A group of airmen at Westover Air Base in Chicopee gathered after a briefing regarding their deployment.
Matthew Cavanaugh for The Boston Globe
A group of airmen at Westover Air Base in Chicopee gathered after a briefing regarding their deployment.

Reservists will deliver supplies to hard-hit areas, assist with construction efforts, help clear debris, and take on other tasks necessary to get the state back on its feet.

Members of Westover’s Logistics Readiness Squadron in Chicopee normally have 72 hours to report for duty. This time around, the orders came so fast, the 40 reservists who left for Florida on Monday didn’t even know what their actual assignment was, according to Biscoe.

“They went out on verbal orders,” said Biscoe. “That’s a big deal.”

He was speaking Tuesday on the runway at Westover as Carlin and another 10 reservists awaited transport to Florida (which later was delayed to Wednesday morning).

Staff Sergeant Ryan Bator was among those who reported to Westover on Tuesday morning from his home in Manchester, Conn. He said he learned Sunday afternoon that it was looking like a group soon would be deployed, and then got a call at 3:45 p.m. Monday while driving home from work telling him to report in Tuesday morning. He called his boss at Ensign-Bickford Aerospace & Defense in Connecticut, to let her know he wouldn’t be at work the next day for about a month. Earlier he’d given her a heads up it was coming.

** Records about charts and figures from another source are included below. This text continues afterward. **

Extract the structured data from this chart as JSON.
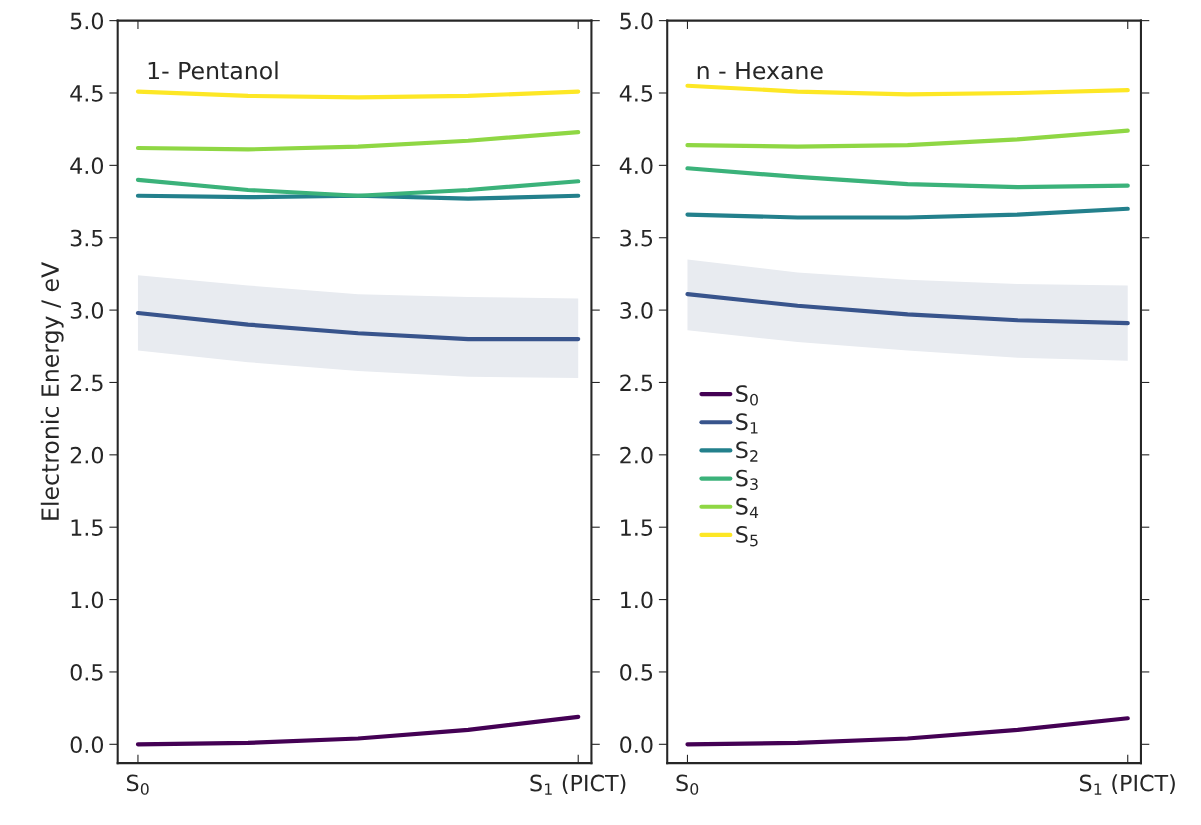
{
  "chart_data": [
    {
      "type": "line",
      "ylabel": "Electronic Energy / eV",
      "annotations": [
        "1- Pentanol"
      ],
      "categories": [
        "S$_{0}$",
        null,
        null,
        null,
        "S$_{1}$ (PICT)"
      ],
      "ylim": [
        -0.13,
        5.0
      ],
      "yticks": [
        {
          "value": 0,
          "label": "0.0"
        },
        0.5,
        {
          "value": 1,
          "label": "1.0"
        },
        1.5,
        {
          "value": 2,
          "label": "2.0"
        },
        2.5,
        {
          "value": 3,
          "label": "3.0"
        },
        3.5,
        {
          "value": 4,
          "label": "4.0"
        },
        4.5,
        {
          "value": 5,
          "label": "5.0"
        }
      ],
      "grid": false,
      "legend": false,
      "series": [
        {
          "color": "#440154",
          "values": [
            0.0,
            0.01,
            0.04,
            0.1,
            0.19
          ]
        },
        {
          "color": "#38548c",
          "values": [
            2.98,
            2.9,
            2.84,
            2.8,
            2.8
          ],
          "lower": [
            2.72,
            2.64,
            2.58,
            2.54,
            2.53
          ],
          "upper": [
            3.24,
            3.17,
            3.11,
            3.09,
            3.08
          ]
        },
        {
          "color": "#23808c",
          "values": [
            3.79,
            3.78,
            3.79,
            3.77,
            3.79
          ]
        },
        {
          "color": "#3bb27a",
          "values": [
            3.9,
            3.83,
            3.79,
            3.83,
            3.89
          ]
        },
        {
          "color": "#8fd744",
          "values": [
            4.12,
            4.11,
            4.13,
            4.17,
            4.23
          ]
        },
        {
          "color": "#fde725",
          "values": [
            4.51,
            4.48,
            4.47,
            4.48,
            4.51
          ]
        }
      ]
    },
    {
      "type": "line",
      "annotations": [
        "n - Hexane"
      ],
      "categories": [
        "S$_{0}$",
        null,
        null,
        null,
        "S$_{1}$ (PICT)"
      ],
      "ylim": [
        -0.13,
        5.0
      ],
      "yticks": [
        {
          "value": 0,
          "label": "0.0"
        },
        0.5,
        {
          "value": 1,
          "label": "1.0"
        },
        1.5,
        {
          "value": 2,
          "label": "2.0"
        },
        2.5,
        {
          "value": 3,
          "label": "3.0"
        },
        3.5,
        {
          "value": 4,
          "label": "4.0"
        },
        4.5,
        {
          "value": 5,
          "label": "5.0"
        }
      ],
      "grid": false,
      "legend": "left",
      "series": [
        {
          "name": "S$_{0}$",
          "color": "#440154",
          "values": [
            0.0,
            0.01,
            0.04,
            0.1,
            0.18
          ]
        },
        {
          "name": "S$_{1}$",
          "color": "#38548c",
          "values": [
            3.11,
            3.03,
            2.97,
            2.93,
            2.91
          ],
          "lower": [
            2.86,
            2.78,
            2.72,
            2.67,
            2.65
          ],
          "upper": [
            3.35,
            3.26,
            3.21,
            3.18,
            3.17
          ]
        },
        {
          "name": "S$_{2}$",
          "color": "#23808c",
          "values": [
            3.66,
            3.64,
            3.64,
            3.66,
            3.7
          ]
        },
        {
          "name": "S$_{3}$",
          "color": "#3bb27a",
          "values": [
            3.98,
            3.92,
            3.87,
            3.85,
            3.86
          ]
        },
        {
          "name": "S$_{4}$",
          "color": "#8fd744",
          "values": [
            4.14,
            4.13,
            4.14,
            4.18,
            4.24
          ]
        },
        {
          "name": "S$_{5}$",
          "color": "#fde725",
          "values": [
            4.55,
            4.51,
            4.49,
            4.5,
            4.52
          ]
        }
      ]
    }
  ]
}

He had to make personal arrangements as well; his wife had been scheduled for surgery the same day.

Even so, he said, he was excited to go.

“This is part of the reason I joined. I get to go help people who actually need it,” said Bator.

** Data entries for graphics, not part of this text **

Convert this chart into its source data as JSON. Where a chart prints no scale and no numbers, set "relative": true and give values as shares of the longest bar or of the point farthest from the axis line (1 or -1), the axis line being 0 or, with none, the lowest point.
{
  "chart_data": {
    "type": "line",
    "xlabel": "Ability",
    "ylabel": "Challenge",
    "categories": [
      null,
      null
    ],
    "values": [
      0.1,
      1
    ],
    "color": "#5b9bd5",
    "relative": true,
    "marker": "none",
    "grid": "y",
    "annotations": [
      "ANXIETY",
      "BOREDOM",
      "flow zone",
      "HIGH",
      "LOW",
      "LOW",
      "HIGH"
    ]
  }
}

He said his wife called him Tuesday while he waited to take off let him know the surgery was successful. She, too, is a reservist, he said, so she understands the demands. In February, he had returned from a seven-month deployment in Kuwait.

Biscoe said Westover’s response to Hurricane Irma began Friday, when the base received orders that they’d need to load up cargo for FEMA over the weekend.

Some 25 reservists were called in Saturday and Sunday to spend hours loading up three C-17 transport planes with 120 tons of cargo, including FEMA trucks and supplies, headed for Puerto Rico.

Biscoe said Westover is well positioned to help FEMA with its massive cleanup job in Florida.